Reduced antibody requirement for neutralization and lowered ADE with FcγRI engagement.
(A) Histogram showing surface expression of FcγRI in THP-1 cells when treated with mock transfection (green), control siRNA (blue), FcγRI siRNA (red) or untransfected (yellow). Unstained (grey) indicates negative control stained with secondary antibody only. (B) Histogram showing surface expression of FcγRII in THP-1 cells when treated with mock transfection (green), control siRNA (blue), FcγRI siRNA (red) or untransfected (yellow). Unstained (grey) indicates negative control stained with secondary antibody only. (C) Neutralization profile of untransfected THP-1 cells (yellow) with mock transfection (green), siRNA control (black), siRNA FcγRI (red) or siRNA FcγRIIA (blue), 72 h post infection, as assessed by plaque assay. (D) Virus yield from THP-1 treated with control siRNA, FcγRI siRNA and FcγRIIA siRNA at 72 h post infection, as assessed by plaque assay. Although knockdown efficiency may vary between experiments, we observed similar trends. * p<0.01. Graphs shown are mean ± s.d of biological triplicates of a single experiment from three independent experiments.
Figure 4.
Preferential engagement of FcγRI results in uptake of neutralized DENV immune complexes.

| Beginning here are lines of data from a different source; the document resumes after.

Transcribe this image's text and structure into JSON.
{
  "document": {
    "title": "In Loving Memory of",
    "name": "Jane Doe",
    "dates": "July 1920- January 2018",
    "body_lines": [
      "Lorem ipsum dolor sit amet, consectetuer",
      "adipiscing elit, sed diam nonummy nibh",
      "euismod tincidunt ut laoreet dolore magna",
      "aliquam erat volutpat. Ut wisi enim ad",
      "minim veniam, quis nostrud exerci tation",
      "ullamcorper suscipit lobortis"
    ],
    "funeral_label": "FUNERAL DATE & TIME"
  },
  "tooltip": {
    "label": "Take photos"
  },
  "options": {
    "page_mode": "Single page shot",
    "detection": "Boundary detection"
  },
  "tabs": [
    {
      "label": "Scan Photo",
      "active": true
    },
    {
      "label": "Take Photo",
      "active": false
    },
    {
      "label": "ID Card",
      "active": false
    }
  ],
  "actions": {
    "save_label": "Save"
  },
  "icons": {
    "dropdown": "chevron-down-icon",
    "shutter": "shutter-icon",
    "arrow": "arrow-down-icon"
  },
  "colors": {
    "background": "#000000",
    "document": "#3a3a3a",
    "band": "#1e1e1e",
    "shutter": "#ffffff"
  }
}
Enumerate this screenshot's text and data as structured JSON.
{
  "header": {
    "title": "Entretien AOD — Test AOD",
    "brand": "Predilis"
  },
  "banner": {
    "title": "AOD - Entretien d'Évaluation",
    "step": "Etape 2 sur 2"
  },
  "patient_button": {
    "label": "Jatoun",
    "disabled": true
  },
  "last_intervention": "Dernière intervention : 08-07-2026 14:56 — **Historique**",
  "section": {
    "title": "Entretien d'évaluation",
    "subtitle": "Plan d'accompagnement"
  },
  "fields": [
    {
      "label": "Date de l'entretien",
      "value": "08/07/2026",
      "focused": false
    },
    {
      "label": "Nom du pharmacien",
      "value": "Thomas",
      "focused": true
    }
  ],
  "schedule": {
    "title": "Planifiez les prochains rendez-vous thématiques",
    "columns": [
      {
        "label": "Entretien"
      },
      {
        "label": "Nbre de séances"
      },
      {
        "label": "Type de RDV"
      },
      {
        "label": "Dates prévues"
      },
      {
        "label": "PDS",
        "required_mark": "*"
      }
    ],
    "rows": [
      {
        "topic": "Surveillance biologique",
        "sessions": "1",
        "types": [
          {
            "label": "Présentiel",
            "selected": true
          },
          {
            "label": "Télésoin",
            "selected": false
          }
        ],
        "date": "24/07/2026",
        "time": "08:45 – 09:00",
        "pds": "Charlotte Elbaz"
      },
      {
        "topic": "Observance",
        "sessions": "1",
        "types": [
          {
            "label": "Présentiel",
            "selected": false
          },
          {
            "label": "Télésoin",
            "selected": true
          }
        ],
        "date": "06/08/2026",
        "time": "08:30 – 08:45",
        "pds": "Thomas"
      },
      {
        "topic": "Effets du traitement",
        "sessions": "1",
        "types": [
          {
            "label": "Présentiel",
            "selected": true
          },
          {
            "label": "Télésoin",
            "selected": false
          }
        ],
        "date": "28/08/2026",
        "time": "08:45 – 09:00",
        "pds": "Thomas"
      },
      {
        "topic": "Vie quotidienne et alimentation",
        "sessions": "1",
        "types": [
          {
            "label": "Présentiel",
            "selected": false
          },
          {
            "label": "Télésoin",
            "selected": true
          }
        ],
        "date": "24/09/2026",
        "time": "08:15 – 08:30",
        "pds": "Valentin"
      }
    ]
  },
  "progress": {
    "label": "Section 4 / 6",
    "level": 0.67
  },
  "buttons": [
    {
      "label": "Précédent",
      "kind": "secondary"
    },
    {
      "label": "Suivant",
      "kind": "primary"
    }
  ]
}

(A) Sorting of AF488-DENV infected cells using fluorescence activated cell sorter at 120 mins post infection after synchronization, in absence of antibody (virus only), with neutralizing (3.125 µg/mL) or sub-neutralizing (0.39 µg/mL) antibody concentrations. For mock infection, cells were exposed to h3H5 antibody only. Percentages of AF488-DENV positive cells (green histogram) are numerically indicated. (B) Cellular localization of AF488-DENV immune complexes at neutralizing or sub-neutralizing concentration of h3H5 after 120 mins post infection. LAMP-1 is in red. DENV is in green and FcγRI/FcγRII is in blue. White areas in the merged image indicate the presence of co-localization. Scale bar is 10 µm. (C) Percent co-localization of AF488-DENV opsonized with either neutralizing or sub-neutralizing levels of h3H5, with respect to FcγRI or FcγRII at 120 mins post infection using the confocal microscope, Zen 2009 Software. Images shown are representative of at least 2 separate experiments. Data are represented as mean ± s.e.m. * p<0.01.
Figure 5.
Clustering of FcγRI with neutralized DENV immune complexes.
(A) THP-1 infected with AF488-DENV opsonized with neutralizing h3H5 antibody (3.125 µg/mL) were sorted using fluorescence activated cell sorter after 15, 30, 60 and 120 mins post infection (p.i). For mock infection, cells were exposed to h3H5 antibody only. Percentages of AF488-DENV positive cells (green histogram) for different time points are numerically indicated. (B) Cellular localization of AF488-DENV immune complexes, with FcγRI or FcγRII at various time points post infection. LAMP-1 is in red, DENV is in green and FcγRI or FcγRII is in blue. Scale bar is 10 µm. (C) Intensity of FcγRI or FcγRII when co-localized with DENV obtained using the Zen 2009 Software, keeping the selected area (70.5 ± 0.28) µm2 consistent for all samples and fields. Statistical test using ANOVA shows a significant increase in intensity of FcγRI with increasing time (p<0.0001) as compared to FcγRII. Images shown are representative of 2 separate experiments. Data are represented as mean ± s.e.m. * p<0.01.